Why Does Obama Want to Intervene in Syria ?

Photo credits: www.in-debate.com
Photo credits: http://www.in-debate.com

The Syrian scenario, by now, is considered something very evasive. There is a legitimate government, ruled by Bashar al-Assad, which is strongly and militarily contested by rebels. There is a President of the United States, Barack Obama, who won the Peace Nobel Prize in 2009 and who wants to attack Damascus, in 2013. There is a report of the Associated Press, which tells us that there have been an estimated 1.450 deaths and 15.000 wounded in Afghanistan during Obama’s first presidency (2008-2012).
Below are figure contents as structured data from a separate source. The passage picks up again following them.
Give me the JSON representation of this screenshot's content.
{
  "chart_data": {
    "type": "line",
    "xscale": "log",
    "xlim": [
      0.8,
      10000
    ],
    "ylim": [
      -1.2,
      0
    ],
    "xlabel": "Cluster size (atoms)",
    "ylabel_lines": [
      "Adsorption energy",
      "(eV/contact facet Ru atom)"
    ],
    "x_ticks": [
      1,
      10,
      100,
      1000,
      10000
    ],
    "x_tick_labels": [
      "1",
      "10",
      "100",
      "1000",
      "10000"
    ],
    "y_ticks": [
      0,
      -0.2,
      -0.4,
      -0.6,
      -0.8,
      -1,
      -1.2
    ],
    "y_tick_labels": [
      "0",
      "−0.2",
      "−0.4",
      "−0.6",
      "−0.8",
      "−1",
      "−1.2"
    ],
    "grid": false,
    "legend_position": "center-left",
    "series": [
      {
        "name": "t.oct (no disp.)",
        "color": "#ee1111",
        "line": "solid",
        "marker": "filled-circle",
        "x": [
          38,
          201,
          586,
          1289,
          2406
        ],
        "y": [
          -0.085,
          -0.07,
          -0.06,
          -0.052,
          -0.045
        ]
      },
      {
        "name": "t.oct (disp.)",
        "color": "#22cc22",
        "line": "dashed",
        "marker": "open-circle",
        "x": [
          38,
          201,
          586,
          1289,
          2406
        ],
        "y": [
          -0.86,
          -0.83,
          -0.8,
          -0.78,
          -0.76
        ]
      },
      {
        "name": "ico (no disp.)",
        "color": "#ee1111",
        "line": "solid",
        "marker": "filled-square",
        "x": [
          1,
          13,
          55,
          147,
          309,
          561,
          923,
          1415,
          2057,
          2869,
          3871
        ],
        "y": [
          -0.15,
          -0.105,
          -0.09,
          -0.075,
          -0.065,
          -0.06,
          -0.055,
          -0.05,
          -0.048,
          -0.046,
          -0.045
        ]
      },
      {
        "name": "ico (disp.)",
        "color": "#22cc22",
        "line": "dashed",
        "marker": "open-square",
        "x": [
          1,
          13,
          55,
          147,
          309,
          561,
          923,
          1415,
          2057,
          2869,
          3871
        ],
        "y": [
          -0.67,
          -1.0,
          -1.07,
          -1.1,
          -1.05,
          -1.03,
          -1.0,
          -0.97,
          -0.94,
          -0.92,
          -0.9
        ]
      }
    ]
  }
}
But, most of all, there is an inaccessible country, like Syria, where people die everyday and western journalists are unable to give us an exhaustive reportage of the situation.

Anyway, it seems like the most confirmed thesis is the one that claims that what’s happening in Syria is a fight between neighbors. The recent mass use of chemical weapons took to the extreme level a conflict that already existed, and that involved almost ten different States. Assad is directly supported by the Republic of Iran, and indirectly by Russia and China. Rebels, on the other hand, have the (economic) support of Qatar, Saudi Arabia and Turkey.
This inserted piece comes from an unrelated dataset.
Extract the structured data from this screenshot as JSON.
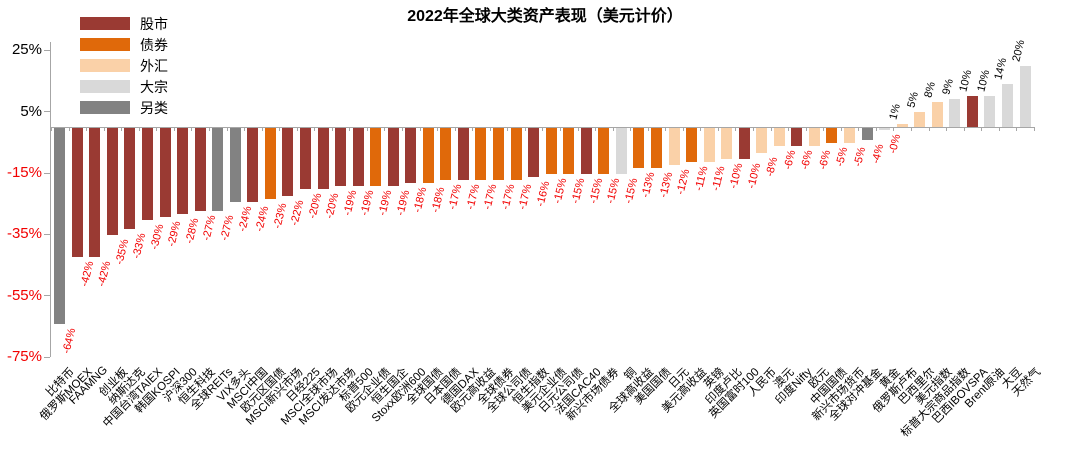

What’s the real issue at stake?

At a glance, “only” the democracy and the freedom of the Syrian population. No oil and no gas, or at least, not at a convenient price. Actually, Syrian land looks like a perfect model for future wars. In the last century, especially during the Cold War, civil wars have been often often used by the US and former USSR as an attempt to impose their supremacy amongst each other. Some precedents? Vietnam, Afghanistan, the Iran-Iraq war and Libya: in all these situations, the United States were deployed against the Russian government, even if the Cold War officially ended in 1991. Nowadays, with a Syrian government collapse, the US could weaken Iran and Lebanon.

This is just a supposition, however, although it has become increasingly popular throughout the years amongst public opinion and on the Web.

Anyway, the real and unsolvable question is another: as a Western country, do we have to respect the principle of sovereignty of Syria or do we have to consider the situation as a violation of Human Rights? In other words, should interpret the conflict as a matter of internal security or threat to international security and therefore as a reason to intervene? Only one of these principles can be applied. Which one will we choose?